Der zweite Abschnitt ist Barth als Residenz der pommerschen Herzöge gewidmet. Während Ralf-Gunnar Werlich Barth als Herrschafts­sitz untersucht, befasst sich Matthias Müller mit dem Residenzschloss Barth und seiner Re­konstruktion im Architektenmodell. Der dritte Abschnitt beschäftigt sich mit Hof und Kirche in Barth. Norbert Buske untersucht das Thema mit zwei Beiträgen, den ersten zur Geschich­te von Herzog Bogislaw XIII. und einem zwei­ten über die Signets der Barther Druckerei.

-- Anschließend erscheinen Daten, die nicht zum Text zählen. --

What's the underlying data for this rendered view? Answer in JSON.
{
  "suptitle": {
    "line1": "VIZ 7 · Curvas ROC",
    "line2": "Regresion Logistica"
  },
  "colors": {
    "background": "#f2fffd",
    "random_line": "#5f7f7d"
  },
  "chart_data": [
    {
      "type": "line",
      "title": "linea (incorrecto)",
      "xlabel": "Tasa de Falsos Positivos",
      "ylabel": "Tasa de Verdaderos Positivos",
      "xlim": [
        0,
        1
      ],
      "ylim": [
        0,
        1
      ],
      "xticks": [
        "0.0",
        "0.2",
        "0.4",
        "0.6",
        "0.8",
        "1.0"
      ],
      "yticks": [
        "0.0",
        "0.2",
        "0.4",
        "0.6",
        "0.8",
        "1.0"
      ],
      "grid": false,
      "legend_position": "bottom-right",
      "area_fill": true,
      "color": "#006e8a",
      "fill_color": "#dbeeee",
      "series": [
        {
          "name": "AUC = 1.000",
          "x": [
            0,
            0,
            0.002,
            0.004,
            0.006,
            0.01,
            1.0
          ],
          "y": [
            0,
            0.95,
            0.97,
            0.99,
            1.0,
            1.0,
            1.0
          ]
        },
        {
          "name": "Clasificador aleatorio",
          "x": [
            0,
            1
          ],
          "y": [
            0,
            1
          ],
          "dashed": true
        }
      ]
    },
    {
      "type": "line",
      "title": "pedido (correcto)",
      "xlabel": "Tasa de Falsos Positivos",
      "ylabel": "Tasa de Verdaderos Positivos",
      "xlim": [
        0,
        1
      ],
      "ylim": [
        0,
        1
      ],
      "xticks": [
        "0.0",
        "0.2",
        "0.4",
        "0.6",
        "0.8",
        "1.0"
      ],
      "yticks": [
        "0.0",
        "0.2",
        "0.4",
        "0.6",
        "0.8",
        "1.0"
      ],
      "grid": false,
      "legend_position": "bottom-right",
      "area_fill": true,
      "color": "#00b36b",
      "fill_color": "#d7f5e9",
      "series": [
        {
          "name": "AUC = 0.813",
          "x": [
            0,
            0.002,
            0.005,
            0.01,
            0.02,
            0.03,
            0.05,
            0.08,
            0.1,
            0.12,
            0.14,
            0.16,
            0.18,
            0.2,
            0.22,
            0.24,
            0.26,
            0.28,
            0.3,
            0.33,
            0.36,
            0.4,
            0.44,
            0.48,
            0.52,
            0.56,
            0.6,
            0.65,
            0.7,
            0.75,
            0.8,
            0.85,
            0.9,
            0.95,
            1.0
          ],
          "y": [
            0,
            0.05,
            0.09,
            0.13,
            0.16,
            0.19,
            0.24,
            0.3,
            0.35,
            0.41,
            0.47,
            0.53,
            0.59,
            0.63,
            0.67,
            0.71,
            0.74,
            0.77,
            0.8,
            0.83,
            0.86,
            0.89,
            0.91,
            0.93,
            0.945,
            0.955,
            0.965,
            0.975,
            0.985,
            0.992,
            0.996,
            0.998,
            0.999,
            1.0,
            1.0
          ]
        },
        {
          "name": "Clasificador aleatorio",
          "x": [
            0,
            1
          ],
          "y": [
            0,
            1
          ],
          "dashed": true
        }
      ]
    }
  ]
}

Der vierte Abschnitt befasst sich mit der höfischen Repräsentation, die der Beitrag von Genowefa und Stanislaw Horoszko in den Schaumün­zen und Gnadenpfennigen der beiden letzten Generationen des Greifenhauses im Stettiner Muzeum Narodowe behandelt. Der Abschnitt »Familie und Dynastie« geht mit drei Beiträgen auf die Thematik ein: Ralf-Gunnar Werlich be­handelt Dynastie und Genealogie anhand der Stammbäume des Greifenhauses; Birgit Dahlenburg stellt Bogislaw XIII. und seine Familie in der Bildnismalerei vor und Matthias Mül­ler untersucht den Croy-Teppich als Sühnebild des pommerschen Herzogs Philipp I. Der letz­te Abschnitt ist der Erziehung der Prinzen ge­widmet. Konrad Vollmann geht dabei auf das Geburtshoroskop Bogislaws XIII. ein, wäh­rend Dirk Alvermann die Erziehung der pom­merschen Prinzen in der Zeit Bogislaws XIII. zum Erwerb der Bildung für einen Landesfürs­ten untersucht. Die Beiträge geben den derzei­tigen Forschungsstand der jeweiligen Themen wieder. Dabei wird die Zeit von Bogislaw XIII. überproportional in den Mittelpunkt gestellt. Die in den einzelnen Abschnitten zu den ein­zelnen Themen gesetzten Katalogteile nutzen diese jeweils als Einführung.

Die Katalogtexte und Abbildungen sind von sehr guter Qualität und vermitteln dem Leser umfassende Eindrücke. Zwar wäre eine etwas größere Vertiefung des Themas wünschenswert gewesen, aber der derzeitige Forschungsstand scheint nur das Gegebene zu ermöglichen.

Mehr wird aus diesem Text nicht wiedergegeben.